The next day’s installment of FPF contained not one, but several messages from local citizens stating that they too would not be distributing candy on Halloween. There were other people chiming in words of thanks for these brave people, and wondered if perhaps there was a way to know which houses would not have candy, the better to ruin their children’s experience. Seriously people?! Have we fallen this far?!
Let me say to you that candy, I will admit, is a sometimes food. If your child eats candy every day, not only does it ruin the magic of the special Halloween treats, but it is probably also not good for their health. I’m no health food nut, but I will concede that candy every day is not good. But it is not a never food. And my feeling (and this is only an assumption, I will admit) is that the parents who are pushing for no candy on Halloween are not the type who feed their kids candy every day. But do they not know what a treat is? Do they not know the joys of occasional excess? Is there no room in their life for mischief and adventure?
There is an argument to be made that Halloween can still be fun without candy. That dressing up and wandering around the neighborhood with your friends is fun enough for everyone. This is a load of crap. Getting pretzels and pencils for trick-or-treat is the equivalent of getting only socks and underwear for Christmas, and no toys. Yeah, a pretzel or two is okay, but if that is the majority of what is in your sack then why even bother to go out? If I run downstairs on December 25th knowing that I am only getting tighty whiteys in all of those packages, opening them will hold far less appeal. Well, for kids anyway. As an adult, I do hope to get mostly socks and underwear in my stocking. Socks and underwear rule!

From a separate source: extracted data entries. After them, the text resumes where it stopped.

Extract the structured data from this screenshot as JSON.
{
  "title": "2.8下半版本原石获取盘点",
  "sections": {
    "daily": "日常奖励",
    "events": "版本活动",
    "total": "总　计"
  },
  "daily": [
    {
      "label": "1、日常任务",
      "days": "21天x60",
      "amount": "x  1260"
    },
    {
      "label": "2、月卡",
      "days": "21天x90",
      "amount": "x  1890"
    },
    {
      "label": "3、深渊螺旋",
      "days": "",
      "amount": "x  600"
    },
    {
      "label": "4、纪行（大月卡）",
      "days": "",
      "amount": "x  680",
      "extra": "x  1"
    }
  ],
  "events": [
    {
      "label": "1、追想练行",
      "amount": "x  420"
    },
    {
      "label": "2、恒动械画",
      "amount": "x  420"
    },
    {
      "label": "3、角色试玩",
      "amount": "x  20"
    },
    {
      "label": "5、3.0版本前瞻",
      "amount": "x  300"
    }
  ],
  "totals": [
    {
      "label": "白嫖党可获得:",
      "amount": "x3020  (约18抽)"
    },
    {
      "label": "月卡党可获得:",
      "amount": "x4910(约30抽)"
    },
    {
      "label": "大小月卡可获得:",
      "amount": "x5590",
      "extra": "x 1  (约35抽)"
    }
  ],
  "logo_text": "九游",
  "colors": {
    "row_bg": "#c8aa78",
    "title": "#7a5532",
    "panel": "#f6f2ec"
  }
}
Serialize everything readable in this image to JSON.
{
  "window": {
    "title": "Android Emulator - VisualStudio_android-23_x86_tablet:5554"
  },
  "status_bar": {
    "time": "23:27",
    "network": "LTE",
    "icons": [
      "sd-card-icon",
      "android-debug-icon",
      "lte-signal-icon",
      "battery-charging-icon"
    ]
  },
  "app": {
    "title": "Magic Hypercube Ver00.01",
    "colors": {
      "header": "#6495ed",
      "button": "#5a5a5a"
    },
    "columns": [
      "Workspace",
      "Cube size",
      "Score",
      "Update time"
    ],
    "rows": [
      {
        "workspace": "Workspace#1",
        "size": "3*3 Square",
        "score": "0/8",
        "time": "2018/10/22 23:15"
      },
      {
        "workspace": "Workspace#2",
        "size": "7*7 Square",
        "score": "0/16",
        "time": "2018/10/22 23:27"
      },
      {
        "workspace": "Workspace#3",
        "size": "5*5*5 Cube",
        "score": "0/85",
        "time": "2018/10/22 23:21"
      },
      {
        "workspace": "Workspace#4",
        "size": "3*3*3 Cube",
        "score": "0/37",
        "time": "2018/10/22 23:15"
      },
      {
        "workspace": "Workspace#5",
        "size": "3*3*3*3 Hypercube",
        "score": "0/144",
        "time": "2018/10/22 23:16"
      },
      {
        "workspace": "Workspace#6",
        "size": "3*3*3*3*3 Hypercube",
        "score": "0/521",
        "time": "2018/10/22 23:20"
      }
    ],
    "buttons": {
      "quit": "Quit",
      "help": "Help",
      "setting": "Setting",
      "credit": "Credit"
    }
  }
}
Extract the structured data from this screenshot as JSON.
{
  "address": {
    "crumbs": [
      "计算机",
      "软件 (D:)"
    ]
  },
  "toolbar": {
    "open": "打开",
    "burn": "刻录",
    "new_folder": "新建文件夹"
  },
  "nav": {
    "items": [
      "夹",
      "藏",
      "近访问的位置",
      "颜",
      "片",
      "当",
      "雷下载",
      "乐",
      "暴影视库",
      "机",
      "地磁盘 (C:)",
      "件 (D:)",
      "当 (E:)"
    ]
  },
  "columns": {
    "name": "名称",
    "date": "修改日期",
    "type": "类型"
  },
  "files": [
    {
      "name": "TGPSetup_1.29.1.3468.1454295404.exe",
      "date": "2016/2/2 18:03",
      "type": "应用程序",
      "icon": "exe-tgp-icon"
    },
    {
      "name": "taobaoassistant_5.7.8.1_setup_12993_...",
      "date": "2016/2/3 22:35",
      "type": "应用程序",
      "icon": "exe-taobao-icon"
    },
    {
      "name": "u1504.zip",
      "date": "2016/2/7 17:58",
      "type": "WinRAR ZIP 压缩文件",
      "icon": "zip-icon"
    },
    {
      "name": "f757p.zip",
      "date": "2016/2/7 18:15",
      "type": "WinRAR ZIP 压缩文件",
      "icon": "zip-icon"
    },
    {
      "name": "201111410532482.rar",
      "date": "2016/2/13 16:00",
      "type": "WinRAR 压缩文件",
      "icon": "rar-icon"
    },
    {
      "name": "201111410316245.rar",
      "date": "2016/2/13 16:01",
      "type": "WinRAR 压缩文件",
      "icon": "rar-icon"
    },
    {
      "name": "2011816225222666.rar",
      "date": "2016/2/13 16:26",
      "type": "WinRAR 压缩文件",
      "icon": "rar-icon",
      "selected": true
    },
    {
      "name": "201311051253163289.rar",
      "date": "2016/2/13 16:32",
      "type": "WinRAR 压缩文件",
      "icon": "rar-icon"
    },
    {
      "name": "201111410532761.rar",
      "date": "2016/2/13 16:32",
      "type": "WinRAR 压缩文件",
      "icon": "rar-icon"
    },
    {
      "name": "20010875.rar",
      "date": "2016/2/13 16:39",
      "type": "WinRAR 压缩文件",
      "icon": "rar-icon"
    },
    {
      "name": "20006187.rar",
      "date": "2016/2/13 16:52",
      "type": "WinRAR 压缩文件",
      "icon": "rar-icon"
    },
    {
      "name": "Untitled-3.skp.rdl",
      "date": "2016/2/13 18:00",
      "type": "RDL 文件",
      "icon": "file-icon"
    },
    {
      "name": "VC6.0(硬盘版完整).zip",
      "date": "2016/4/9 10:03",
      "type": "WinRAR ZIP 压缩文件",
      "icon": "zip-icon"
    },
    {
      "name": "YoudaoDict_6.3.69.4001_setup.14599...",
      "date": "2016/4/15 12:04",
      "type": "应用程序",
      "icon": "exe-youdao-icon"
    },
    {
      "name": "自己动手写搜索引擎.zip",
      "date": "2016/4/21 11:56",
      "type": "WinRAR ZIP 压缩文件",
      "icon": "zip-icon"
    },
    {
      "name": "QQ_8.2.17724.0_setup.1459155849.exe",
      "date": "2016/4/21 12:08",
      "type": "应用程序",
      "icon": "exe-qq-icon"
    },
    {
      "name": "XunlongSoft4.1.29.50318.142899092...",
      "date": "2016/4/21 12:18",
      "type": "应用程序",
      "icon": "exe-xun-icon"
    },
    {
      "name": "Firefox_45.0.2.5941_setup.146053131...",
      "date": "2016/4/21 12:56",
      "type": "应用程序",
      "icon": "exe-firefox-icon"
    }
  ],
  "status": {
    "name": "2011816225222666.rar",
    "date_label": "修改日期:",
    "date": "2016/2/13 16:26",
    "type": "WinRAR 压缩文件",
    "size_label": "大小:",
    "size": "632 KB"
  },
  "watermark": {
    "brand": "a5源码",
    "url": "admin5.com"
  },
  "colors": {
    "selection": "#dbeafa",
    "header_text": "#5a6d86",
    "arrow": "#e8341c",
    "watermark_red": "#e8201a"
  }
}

My point is this. If you don’t want your kids to eat candy, don’t send them trick-or-treating. Or rather, like so many evil parents out there, let your kids go out, and then eat most of the candy yourself. I have heard rumors of a vile candy fairy that steals candy from children. There are plenty of options for giving your kids less candy while not ruining it for the rest of us. And please, unless they have an actual health concern like diabetes or a serious allergy, let your kids have at least some candy. They’re kids, and this is a sometimes occasion. It’s only once a year. And as for my kids, they’ll be gorging themselves on as much sugar as they can stomach come November 1st. That is, unless you don’t give them any, in which case we will spend November 1st giving you some tricks. You have been warned.